Nurses are recognizing this more than ever and are now transitioning into consulting. They’re building practices to teach others what their clinical careers have given them.
Going from clinical nursing to consulting practice may sound overwhelming. But it’s navigable and smooth if you know what you should focus on.
What Nurse Consulting Involves
The nurse consulting field is too broad, and an aspiring nurse must know what it actually encompasses. Legal nursing is an area in which nurses review medical records and assess insurance contexts. It is one of the most established practice areas.
Similarly, experienced nurses also build practices around case management consulting, risk management, policy development, and healthcare organization advisory work.
So what is the right area? It comes down to your clinical background and where your experience can give you credibility. Your journey will be more effective if you start with a clear picture of your niche.
The Business Side Is as Important as the Clinical Side
Most nurses underestimate this difference. Clinical expertise is no doubt important, but running a practice requires business skills that training doesn’t usually cover.

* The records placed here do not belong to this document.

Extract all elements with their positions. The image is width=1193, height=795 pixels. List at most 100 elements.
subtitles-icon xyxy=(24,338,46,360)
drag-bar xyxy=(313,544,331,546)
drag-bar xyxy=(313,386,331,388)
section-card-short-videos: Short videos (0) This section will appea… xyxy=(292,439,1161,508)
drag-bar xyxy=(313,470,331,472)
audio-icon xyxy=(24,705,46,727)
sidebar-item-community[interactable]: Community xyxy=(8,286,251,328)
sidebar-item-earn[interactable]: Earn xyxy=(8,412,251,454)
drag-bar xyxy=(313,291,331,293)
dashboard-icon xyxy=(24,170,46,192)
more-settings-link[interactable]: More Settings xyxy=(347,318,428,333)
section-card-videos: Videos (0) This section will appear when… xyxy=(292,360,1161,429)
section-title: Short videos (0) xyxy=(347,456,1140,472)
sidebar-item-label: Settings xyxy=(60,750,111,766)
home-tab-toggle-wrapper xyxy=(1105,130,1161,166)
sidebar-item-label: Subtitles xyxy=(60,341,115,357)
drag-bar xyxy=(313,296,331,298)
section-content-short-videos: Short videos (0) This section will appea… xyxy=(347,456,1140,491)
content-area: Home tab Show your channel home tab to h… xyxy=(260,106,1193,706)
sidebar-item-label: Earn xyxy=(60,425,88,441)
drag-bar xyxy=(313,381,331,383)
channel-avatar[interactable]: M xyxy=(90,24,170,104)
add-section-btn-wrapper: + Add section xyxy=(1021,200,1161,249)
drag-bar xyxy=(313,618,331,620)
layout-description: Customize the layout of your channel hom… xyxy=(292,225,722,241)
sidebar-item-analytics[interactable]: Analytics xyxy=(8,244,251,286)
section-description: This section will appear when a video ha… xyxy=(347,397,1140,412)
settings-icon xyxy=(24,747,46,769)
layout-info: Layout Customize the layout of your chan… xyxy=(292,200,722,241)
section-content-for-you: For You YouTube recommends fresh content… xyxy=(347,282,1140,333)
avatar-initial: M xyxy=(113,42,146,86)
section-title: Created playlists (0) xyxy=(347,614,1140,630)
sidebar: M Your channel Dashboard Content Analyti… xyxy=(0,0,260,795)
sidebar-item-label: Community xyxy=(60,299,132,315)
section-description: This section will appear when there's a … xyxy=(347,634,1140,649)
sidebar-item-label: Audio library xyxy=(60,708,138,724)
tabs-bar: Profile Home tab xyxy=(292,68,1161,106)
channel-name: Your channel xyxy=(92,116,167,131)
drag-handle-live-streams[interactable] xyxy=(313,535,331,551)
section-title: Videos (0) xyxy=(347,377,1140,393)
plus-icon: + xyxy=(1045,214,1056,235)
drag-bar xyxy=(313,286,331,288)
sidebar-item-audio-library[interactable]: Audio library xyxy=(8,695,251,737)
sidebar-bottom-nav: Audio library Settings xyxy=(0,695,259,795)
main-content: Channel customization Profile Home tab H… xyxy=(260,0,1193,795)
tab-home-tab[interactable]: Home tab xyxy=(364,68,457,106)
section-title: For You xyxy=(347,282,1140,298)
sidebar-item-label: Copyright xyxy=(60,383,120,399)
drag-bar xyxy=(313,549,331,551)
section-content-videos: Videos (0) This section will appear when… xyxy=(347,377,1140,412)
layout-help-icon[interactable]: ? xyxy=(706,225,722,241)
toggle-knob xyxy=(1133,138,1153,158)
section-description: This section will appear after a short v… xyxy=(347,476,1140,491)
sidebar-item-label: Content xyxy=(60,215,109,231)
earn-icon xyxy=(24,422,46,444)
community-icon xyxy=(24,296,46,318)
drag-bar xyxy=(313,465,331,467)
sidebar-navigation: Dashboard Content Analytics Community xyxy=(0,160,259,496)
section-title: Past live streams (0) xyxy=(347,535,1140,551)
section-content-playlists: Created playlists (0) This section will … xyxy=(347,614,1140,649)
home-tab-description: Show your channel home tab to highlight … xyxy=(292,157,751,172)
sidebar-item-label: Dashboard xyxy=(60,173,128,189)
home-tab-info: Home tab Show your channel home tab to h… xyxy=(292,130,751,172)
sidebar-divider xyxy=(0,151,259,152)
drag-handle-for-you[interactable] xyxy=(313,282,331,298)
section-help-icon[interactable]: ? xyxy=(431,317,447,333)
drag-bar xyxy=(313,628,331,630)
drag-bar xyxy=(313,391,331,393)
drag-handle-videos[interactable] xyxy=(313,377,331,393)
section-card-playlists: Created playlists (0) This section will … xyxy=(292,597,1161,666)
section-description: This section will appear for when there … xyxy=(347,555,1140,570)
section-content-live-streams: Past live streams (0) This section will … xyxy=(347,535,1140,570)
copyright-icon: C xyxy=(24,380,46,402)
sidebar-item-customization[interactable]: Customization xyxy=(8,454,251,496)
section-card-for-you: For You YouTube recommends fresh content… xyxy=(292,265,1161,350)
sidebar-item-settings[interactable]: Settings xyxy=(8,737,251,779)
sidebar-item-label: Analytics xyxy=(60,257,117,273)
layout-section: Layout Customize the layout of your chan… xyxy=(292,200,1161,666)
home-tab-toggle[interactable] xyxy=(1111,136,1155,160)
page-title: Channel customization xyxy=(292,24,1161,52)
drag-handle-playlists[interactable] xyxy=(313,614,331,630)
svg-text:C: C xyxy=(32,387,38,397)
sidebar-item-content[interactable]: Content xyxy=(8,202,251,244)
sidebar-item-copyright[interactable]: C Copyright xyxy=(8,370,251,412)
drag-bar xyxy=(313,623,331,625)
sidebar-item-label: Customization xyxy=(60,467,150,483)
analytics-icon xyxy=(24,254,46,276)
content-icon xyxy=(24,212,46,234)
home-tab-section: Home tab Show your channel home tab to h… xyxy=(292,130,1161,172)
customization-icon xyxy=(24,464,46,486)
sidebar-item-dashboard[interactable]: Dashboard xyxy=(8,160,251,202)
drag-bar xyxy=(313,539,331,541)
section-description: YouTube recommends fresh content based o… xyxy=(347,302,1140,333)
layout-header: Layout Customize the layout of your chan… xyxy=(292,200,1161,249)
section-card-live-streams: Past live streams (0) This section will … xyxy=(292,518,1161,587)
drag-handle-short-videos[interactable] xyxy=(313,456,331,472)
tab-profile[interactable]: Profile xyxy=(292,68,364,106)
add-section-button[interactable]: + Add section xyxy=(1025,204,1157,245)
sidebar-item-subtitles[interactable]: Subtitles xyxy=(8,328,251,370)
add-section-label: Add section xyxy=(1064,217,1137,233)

You must know how to price your service, structure client engagement, and manage invoicing and contracts. You should know the complexities of the administrative side of your practice so you fully know what’s going on.
You can work with a business mentor (or take courses) during the early stage of building. It will help you see business issues before they even appear.
Building Credibility in Your Chosen Area
People who hire a consultant usually need proven expertise in a specified area, and that credibility takes effort.
Always get relevant certifications as they’ll strengthen your position. The Legal Nurse Consultant Certified credential carries significant weight with attorneys. Similarly, you can also publish articles and speak at relevant events to build your authority.
Networking within your target client community is also important. Attorneys, insurance professionals, and healthcare administrators are all potential clients, as they would regularly need your expertise.
Doing all that puts you in proximity to the people who need what you offer.
Managing the Transition from Employment to Practice
If you’re a nurse thinking about making this leap, you shouldn’t think about doing it overnight. You may already be working in a nursing role, and building a consulting practice on the side will take time and effort. You’ll first have to develop your client base and refine your service offering before you finally start generating revenue.
But when your consulting income is consistent enough to support all your needs, you can then make a full transition. Of course, the situation looks different for every nurse. But having a clear financial threshold in mind from the beginning gives your transition a concrete goal to work towards.
If you want to make your nurse consulting practice successful, you need to earn clinical credibility and business acumen in parallel. Treat both the consulting and clinical practice with the same rigor, and you’ll grow by leaps and bounds.